Over the years, museum personnel have seen everything from bald eagles to white pelicans, from otter to deer, from water snakes to sea turtles along the creek. Many species of young fishes use the creek as a safe, protected nursery.

Many years ago, Owls Creek, Rudee Inlet and Lake Wesley were marshy backwaters off the ocean. The city dredged the area around Rudee Inlet and over time, Owls Creek also was dredged. Because no rivers flow into Owls Creek, its only fresh water comes from rainwater runoff.

Now Owls Creek, created by man, has become its own special place over the years, where humans can escape the rest of the man-made activities nearby.

Kayak trips take place from noon to 1:30 p.m., 2 to 3:30 p.m. and 4 to 5:30 p.m. on Tuesdays in August. Tickets, $28 per person, cover everything from kayaks to life preservers. Buy them ahead of time at the aquarium's Guest Services Office. Participants will be told where to gather for the trips.
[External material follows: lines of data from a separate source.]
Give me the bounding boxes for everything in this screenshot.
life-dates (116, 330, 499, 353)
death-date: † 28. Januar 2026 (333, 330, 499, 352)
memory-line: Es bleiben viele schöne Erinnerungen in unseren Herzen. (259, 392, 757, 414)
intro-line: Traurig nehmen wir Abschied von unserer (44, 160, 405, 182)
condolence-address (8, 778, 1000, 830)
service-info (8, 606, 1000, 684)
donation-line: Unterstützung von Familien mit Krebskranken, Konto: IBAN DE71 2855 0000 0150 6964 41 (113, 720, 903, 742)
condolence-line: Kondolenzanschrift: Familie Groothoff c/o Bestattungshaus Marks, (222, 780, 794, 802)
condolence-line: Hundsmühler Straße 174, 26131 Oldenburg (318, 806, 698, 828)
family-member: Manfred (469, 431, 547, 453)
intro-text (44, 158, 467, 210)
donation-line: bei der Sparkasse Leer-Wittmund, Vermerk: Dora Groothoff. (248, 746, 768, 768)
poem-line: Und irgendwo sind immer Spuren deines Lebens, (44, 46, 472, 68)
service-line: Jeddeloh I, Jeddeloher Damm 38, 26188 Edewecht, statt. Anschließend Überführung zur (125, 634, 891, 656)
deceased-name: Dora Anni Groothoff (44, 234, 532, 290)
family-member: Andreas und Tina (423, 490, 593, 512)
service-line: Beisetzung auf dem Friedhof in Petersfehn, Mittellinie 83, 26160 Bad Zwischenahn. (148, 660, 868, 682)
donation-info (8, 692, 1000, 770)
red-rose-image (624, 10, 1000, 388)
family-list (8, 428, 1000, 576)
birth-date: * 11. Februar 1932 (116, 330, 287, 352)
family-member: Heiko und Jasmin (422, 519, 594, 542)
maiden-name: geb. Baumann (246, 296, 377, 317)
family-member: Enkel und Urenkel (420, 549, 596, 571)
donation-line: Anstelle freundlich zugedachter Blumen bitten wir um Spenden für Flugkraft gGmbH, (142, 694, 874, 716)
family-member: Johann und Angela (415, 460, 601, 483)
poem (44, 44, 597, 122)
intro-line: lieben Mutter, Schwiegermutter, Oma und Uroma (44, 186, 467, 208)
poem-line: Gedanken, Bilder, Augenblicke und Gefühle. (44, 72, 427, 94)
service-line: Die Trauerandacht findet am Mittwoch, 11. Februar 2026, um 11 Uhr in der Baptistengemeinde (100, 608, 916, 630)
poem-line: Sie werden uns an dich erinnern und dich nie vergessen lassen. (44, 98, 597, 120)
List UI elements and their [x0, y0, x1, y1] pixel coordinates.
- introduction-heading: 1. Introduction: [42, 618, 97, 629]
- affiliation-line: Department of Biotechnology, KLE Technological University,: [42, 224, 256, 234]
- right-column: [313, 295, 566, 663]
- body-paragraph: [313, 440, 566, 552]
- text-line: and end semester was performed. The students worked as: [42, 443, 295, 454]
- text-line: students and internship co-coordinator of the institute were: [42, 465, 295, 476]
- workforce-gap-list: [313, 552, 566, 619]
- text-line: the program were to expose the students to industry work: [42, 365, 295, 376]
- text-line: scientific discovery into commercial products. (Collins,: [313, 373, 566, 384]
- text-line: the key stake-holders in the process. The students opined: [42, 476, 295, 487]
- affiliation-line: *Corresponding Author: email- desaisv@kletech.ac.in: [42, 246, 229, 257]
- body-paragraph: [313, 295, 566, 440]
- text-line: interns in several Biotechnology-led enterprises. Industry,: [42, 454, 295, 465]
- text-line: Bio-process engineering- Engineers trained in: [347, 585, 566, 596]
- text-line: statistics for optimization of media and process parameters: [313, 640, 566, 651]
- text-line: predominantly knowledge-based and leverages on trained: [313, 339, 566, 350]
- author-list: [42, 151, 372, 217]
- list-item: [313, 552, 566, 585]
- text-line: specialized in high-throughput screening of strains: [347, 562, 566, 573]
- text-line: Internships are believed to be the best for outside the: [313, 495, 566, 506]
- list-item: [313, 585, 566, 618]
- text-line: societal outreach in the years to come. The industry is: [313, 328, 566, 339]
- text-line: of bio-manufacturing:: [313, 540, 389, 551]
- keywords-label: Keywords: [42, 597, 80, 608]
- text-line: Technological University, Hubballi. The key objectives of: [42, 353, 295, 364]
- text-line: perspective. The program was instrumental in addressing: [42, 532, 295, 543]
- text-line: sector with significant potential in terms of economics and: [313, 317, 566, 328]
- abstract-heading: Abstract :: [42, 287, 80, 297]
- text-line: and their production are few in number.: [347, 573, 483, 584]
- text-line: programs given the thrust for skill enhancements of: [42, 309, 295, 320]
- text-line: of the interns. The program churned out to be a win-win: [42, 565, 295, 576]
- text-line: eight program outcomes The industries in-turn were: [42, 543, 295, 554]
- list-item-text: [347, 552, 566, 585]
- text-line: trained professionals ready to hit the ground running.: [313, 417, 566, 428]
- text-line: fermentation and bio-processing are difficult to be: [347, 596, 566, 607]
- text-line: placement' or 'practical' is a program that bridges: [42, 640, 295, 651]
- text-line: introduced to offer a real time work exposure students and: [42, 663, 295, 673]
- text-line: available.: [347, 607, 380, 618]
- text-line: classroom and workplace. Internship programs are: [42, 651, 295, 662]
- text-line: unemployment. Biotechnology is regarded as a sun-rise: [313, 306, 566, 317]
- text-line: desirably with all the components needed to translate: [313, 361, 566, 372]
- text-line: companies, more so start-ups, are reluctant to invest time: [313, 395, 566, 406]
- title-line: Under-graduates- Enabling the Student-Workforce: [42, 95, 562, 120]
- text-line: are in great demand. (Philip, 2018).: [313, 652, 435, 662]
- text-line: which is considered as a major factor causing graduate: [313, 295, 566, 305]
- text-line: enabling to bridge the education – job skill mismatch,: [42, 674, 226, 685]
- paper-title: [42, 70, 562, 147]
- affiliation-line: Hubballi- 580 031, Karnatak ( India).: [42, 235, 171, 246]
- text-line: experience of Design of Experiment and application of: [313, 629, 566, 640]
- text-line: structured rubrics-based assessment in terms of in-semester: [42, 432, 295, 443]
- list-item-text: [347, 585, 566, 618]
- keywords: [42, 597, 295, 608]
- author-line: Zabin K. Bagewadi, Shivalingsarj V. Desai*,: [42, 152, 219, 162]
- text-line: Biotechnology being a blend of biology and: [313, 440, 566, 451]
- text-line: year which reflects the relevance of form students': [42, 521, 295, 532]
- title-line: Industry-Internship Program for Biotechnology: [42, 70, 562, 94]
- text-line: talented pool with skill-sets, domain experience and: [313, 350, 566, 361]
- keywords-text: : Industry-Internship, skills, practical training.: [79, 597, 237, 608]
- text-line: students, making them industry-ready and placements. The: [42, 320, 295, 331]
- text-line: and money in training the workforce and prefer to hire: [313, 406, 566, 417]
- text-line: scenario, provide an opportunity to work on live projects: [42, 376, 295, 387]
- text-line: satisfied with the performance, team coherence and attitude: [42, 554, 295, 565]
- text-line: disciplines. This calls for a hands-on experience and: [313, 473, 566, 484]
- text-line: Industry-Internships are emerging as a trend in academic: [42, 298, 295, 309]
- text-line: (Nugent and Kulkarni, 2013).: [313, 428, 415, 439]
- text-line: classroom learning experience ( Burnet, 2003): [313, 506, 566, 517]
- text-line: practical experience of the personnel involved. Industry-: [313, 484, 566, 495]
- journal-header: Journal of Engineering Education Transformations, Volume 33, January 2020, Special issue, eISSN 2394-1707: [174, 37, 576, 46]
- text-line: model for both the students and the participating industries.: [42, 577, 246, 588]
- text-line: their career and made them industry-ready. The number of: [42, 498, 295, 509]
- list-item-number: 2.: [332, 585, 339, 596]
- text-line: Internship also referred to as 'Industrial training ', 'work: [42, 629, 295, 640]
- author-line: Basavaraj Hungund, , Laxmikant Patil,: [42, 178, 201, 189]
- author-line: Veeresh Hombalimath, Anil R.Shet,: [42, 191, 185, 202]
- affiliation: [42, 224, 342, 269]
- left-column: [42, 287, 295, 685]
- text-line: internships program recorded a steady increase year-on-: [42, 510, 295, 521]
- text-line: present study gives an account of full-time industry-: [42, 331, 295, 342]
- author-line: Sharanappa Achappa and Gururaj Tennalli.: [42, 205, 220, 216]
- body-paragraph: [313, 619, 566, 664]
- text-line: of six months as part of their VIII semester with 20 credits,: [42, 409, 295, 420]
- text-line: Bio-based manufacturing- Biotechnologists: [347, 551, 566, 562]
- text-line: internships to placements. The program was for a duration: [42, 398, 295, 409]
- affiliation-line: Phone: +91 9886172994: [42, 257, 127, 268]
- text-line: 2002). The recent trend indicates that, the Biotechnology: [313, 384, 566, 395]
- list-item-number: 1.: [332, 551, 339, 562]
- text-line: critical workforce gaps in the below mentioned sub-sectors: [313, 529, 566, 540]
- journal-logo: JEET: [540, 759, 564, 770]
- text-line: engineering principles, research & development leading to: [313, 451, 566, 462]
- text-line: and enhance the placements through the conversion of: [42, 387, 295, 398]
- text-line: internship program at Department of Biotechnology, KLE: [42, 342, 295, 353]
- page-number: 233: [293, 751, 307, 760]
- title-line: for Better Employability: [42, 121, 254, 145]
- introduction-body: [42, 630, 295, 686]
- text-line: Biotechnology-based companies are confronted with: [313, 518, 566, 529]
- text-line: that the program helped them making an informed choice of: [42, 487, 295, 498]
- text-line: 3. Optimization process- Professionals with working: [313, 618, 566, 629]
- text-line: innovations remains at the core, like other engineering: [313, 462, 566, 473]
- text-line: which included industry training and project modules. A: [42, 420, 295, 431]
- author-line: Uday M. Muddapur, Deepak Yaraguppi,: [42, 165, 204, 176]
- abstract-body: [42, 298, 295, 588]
No experience is necessary because a Wild River Outfitters staffer will provide instruction before you launch. Even children, 6 and older, can participate. Call 385-0300 to find out more.

 

READERS' CLOSE ENCOUNTERS

More of Owls Creek  Cindi Fitzgerald , who lives in Lakewood, wrote that her sons, Will and Lee Fitzgerald , were fishing in Owls Creek near the municipal docks and saw a large sea turtle, 3 to 4  feet  long, in the water. They thought it was a loggerhead turtle.

Cuckoo sighting  Robert Brown  was on the observation deck off the trail to the Narrows in First Landing State Park when he heard a “clacking” call. Brown found himself “nose to beak with a black-billed cuckoo,” less than 5 feet  away. “I had a very good look at the scalloped markings at the base of the tail, and the whole handsome bird before it sailed off,” Brown said.    He added that he also has seen  numerous red-headed woodpeckers  along the trail.

Good mother  All summer, Don Crago   has kept  tabs on a vigilant mother duck and ducklings that visit his yard in Cardinal Estates. The mother started out with more than a dozen babies and remarkably  still has 10, and the youngsters are almost full-grown. Crago puts out a tub of water for them and in the beginning all the babies could swim in the tub. Now only three  youngsters, tightly squeezed, can fit in the tub.

Osprey   Sue Athanas  reports there’s a big osprey nest on a cell phone tower near her condo in Fieldstone Glen. “The nest is near our pool and we enjoyed watching the birds all last summer,” Athanas wrote. “This summer they came back and we are enjoying them again.”

Photo ops  Bobby Hill   snapped a photo of a young Cooper’s hawk on his deck at his home in Great Neck Meadows. “When he flew off I suddenly realized that less than 10 feet away on the deck was a squirrel frozen like a statue,” Hill wrote.  Very lucky squirrel. 

Dave and Ginny Hucks sent a cute photo of a young green heron walking across a hammock in their Bay Colony yard. The youngster was one of three born in a nest in the Hucks’ willow tree this summer.

Michael Adamchuk  sent a photo of a handsome gray fox, stretched out on a stump, “almost posing.” He took the photo at dusk recently near the 12th hole of Signature Golf Course at West Neck.